Leyendo esta obra, repasando sus palabras, la figura de Antígona refulge inexorablemente, incluso a pesar de no ser la suya la de mayor tiempo protagónico. No interesa: ella es el centro y el eje de todo lo que allí sucede, antes y luego de su entierro, del propio.
Antígona interpela, juzga, cuestiona, sostiene, actúa. No admite arbitrariedades ni
pusilanimidad. Ella emprende lo que decide hacer, aunque sea en soledad. Y no se le achica a la tiranía ni al miedo.
Y sin embargo, podríamos pensar que se excede. Lo mismo que Creonte.
Él también tenía sus razones, que creía válidas, para decidir lo que decía.
Leemos un parlamento suyo que habla de patria, de no querer hacer distinciones entre
parientes y no parientes, de buscar engrandecer a la ciudad.
Es interesante que tanto Antígona como Creonte se refieran al callar por miedo.
Dice él: “Pues a mí todo aquel que, al dirigir una ciudad entera, no adopta las mejores decisiones, sino que por un miedo mantiene su lengua encerrada, me parece ahora y siempre el más malo; y al que antes que a su patria tome en cuenta
a un ser querido, no lo llamo mejor en absoluto.” (Vv. 178-183).
Dice Antígona: “(…)Y todos éstos te dirían que eso los complace
si no tuvieran la lengua encerrada por miedo. Pero la tiranía es feliz en muchas cosas
y puede hacer y decir lo que prefiera.” (Vv. 504-507).
“Lengua encerrada por miedo”. Ninguno lo quiere y cada uno, a su modo disipar, se rebela contra esto.
Pero ambos, tío y sobrina, pierden mucho en este exceso: Antígona, la vida; Creonte, las de su hijo y su esposa quienes se matan por el devenir de los hechos.

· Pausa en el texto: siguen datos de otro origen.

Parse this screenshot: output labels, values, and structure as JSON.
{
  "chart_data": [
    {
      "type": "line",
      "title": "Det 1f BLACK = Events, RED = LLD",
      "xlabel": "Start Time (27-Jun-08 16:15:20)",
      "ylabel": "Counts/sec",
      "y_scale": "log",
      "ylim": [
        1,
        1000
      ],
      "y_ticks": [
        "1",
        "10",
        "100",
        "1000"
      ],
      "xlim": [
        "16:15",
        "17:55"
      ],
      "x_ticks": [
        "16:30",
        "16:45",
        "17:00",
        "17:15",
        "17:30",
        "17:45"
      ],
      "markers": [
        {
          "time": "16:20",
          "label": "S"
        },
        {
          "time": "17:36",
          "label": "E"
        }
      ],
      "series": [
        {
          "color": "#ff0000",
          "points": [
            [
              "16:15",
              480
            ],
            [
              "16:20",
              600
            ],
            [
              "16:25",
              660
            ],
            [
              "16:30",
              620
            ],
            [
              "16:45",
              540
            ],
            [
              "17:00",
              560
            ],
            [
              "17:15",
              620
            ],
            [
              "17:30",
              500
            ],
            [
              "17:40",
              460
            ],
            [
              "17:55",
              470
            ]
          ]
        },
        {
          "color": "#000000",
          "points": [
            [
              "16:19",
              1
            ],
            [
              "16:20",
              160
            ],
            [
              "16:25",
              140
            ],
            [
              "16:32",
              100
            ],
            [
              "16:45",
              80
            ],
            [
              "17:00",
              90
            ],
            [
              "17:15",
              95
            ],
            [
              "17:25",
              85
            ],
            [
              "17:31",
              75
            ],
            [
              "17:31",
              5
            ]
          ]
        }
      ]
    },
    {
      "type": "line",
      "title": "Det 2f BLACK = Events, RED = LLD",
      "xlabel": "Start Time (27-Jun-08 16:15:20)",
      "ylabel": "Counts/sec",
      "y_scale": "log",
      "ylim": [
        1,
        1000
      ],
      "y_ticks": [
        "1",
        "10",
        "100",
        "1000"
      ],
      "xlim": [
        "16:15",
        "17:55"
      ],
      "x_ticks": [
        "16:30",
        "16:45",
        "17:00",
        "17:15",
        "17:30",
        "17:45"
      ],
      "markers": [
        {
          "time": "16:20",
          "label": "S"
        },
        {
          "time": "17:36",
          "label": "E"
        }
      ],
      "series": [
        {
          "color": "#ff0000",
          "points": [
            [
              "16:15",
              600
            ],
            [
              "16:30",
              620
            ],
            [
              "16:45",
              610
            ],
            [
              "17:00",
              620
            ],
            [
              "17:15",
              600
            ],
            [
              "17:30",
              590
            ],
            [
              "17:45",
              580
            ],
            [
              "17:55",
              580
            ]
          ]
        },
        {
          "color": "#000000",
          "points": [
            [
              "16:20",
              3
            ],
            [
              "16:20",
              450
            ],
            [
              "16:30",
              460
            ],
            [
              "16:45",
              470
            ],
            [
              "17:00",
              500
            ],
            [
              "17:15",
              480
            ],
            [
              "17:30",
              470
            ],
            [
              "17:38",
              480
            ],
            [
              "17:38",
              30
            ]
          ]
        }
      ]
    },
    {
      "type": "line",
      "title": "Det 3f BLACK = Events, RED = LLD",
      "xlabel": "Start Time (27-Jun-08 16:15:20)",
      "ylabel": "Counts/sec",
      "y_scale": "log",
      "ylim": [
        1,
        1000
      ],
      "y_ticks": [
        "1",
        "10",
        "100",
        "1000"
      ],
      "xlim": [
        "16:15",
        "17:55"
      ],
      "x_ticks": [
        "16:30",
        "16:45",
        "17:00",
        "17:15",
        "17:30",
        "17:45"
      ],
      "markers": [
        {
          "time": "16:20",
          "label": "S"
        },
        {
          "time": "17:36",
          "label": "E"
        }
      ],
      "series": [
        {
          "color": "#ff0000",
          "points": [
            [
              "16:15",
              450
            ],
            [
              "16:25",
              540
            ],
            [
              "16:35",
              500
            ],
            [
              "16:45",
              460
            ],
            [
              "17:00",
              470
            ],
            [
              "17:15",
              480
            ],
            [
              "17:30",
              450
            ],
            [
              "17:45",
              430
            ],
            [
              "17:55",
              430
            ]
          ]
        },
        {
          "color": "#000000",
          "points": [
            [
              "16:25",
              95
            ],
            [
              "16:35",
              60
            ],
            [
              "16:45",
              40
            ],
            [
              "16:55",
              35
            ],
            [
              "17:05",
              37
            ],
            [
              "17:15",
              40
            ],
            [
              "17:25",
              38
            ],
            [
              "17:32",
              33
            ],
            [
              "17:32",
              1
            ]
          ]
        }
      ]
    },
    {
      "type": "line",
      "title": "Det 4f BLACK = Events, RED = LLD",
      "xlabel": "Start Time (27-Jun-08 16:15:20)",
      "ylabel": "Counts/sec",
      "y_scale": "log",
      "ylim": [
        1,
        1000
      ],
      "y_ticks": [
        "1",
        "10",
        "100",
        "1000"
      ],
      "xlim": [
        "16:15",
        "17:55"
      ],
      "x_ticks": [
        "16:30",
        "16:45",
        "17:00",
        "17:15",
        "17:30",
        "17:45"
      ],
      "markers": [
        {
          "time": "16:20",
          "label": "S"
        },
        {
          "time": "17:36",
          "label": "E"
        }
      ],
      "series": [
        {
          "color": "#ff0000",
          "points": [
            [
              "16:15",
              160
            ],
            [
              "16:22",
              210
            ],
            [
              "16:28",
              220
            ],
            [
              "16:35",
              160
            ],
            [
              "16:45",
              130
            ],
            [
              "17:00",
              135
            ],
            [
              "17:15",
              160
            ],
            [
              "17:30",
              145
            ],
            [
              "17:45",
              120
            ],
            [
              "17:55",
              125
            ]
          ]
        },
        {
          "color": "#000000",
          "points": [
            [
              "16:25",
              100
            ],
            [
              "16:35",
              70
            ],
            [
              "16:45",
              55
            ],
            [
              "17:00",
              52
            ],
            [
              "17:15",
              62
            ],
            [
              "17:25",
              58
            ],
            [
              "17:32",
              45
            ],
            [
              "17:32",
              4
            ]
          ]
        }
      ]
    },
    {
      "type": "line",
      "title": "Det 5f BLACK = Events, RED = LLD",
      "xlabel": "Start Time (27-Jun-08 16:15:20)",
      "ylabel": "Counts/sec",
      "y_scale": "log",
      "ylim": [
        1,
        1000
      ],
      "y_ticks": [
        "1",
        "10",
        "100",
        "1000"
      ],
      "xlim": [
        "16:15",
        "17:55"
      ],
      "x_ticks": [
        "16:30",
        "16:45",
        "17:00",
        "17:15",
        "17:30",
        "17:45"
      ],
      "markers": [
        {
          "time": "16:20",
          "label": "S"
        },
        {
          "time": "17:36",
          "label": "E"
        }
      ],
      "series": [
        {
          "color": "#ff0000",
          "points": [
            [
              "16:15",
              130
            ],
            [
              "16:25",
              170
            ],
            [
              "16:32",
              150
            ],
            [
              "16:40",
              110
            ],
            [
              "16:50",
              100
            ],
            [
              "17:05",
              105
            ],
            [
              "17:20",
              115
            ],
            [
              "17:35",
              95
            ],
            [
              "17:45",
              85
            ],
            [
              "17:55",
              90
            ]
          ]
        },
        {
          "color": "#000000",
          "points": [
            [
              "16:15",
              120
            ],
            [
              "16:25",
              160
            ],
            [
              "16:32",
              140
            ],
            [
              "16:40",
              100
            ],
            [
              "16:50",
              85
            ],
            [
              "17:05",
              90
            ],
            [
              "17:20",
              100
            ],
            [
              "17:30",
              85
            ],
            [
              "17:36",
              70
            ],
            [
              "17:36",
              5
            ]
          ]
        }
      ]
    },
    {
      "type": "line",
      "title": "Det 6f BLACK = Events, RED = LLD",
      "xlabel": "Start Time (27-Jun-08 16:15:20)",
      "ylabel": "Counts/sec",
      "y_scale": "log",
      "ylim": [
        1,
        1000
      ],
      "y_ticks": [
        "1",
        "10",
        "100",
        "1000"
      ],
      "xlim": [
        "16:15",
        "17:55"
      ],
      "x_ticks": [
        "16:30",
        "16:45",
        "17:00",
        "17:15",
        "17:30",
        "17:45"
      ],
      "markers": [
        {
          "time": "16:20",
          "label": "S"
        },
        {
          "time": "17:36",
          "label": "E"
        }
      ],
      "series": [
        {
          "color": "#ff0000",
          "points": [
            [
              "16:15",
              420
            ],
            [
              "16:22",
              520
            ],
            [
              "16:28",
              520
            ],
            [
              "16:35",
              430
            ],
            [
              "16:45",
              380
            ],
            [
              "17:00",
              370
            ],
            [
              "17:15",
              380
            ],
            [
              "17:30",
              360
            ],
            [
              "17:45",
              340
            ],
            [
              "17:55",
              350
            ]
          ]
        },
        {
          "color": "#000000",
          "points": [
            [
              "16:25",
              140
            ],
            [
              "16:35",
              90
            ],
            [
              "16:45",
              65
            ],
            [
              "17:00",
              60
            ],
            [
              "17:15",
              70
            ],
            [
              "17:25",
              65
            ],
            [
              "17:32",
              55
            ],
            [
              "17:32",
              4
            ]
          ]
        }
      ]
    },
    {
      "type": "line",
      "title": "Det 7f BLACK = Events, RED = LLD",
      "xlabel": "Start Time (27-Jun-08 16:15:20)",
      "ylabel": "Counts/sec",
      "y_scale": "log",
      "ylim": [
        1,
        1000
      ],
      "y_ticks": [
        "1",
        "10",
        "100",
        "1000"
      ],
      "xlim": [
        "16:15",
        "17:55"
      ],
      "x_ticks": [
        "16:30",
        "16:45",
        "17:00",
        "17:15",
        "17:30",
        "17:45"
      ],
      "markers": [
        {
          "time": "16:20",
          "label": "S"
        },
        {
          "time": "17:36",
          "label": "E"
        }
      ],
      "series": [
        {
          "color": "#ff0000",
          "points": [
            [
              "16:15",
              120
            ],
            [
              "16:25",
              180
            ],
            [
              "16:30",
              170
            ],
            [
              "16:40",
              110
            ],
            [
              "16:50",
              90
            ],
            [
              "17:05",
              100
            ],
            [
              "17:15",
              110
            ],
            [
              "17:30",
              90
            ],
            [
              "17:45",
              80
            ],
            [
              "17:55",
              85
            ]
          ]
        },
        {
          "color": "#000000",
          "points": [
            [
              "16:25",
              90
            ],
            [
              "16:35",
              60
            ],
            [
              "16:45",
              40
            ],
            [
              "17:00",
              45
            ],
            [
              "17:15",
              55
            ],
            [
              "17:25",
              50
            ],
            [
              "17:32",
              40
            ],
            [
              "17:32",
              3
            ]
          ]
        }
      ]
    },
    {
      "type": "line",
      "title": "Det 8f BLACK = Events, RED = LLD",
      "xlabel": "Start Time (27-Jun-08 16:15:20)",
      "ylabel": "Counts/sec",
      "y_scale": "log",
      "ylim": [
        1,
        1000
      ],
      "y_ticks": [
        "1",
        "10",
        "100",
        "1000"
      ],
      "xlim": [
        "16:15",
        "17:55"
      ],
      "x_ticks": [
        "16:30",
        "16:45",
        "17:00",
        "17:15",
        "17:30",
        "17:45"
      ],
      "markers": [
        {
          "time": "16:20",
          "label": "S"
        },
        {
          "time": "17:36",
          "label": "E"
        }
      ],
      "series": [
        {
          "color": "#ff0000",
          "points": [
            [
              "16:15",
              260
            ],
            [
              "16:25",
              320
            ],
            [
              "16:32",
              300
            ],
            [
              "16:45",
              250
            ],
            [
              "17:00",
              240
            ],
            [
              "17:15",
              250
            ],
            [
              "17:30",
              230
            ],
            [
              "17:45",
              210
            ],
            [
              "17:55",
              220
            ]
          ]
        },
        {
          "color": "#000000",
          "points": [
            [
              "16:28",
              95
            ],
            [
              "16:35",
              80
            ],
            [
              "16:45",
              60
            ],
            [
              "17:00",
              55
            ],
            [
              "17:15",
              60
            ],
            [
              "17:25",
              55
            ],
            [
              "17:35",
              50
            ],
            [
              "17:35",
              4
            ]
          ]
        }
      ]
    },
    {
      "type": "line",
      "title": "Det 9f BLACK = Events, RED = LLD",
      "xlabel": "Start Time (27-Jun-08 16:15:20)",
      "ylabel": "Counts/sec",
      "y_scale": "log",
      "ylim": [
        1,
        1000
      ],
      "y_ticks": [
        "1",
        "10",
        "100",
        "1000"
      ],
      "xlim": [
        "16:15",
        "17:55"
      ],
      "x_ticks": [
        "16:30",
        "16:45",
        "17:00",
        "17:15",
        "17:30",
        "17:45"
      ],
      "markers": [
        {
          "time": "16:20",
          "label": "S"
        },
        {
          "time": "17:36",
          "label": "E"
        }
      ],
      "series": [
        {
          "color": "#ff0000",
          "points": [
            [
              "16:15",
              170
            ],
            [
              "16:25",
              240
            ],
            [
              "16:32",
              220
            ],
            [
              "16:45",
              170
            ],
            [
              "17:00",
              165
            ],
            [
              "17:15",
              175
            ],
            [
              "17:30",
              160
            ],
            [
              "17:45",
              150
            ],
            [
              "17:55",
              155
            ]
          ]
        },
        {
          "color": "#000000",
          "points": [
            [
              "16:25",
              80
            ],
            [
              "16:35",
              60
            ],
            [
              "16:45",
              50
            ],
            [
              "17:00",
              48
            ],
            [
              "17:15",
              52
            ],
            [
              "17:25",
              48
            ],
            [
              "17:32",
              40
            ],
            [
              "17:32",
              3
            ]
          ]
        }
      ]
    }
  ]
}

Cierro entonces con las palabras que Hemón, novio de Antígona, hijo de Creonte, expresa a su padre sobre el tema: “Ahora entonces no te atengas a un único carácter,
que lo que afirmas tú, y nadie más, es lo correcto. Porque el que cree que sólo él razona, o tiene lengua y alma y nadie más, al abrírselo se ve que está vacío.
En cambio que un varón, aunque sea sabio, aprenda muchas cosas y no sea demasiado inflexible no es ninguna vergüenza.” (Vv. 705-711).
Y un remate final… El adivino Tiresias también aconseja a Creonte y le dice:
“Razona entonces estas cosas, hijo. Pues errar es muy común en todo ser humano;
pero una vez que erró, no es ya imprudente ni desdichado el varón que, cuando cae
en algo malo, no se queda inamovible y lo repara. La obstinación condena a la torpeza.” (Vv. 123-128).
Mucho para pensar acerca de los argumentos que nos dan y que nos damos a nosotros
mismos. Mucho también para esclarecer sobre cuando el miedo nos encadena la lengua y sobre cuando solo se nos ocurren excesos fatales aunque sean bellos y heroicos…
Hasta la próxima.
Sófocles. (2007). Antígona. Introducción y notas de P. Ingberg. Bs. As.: Editorial Losada.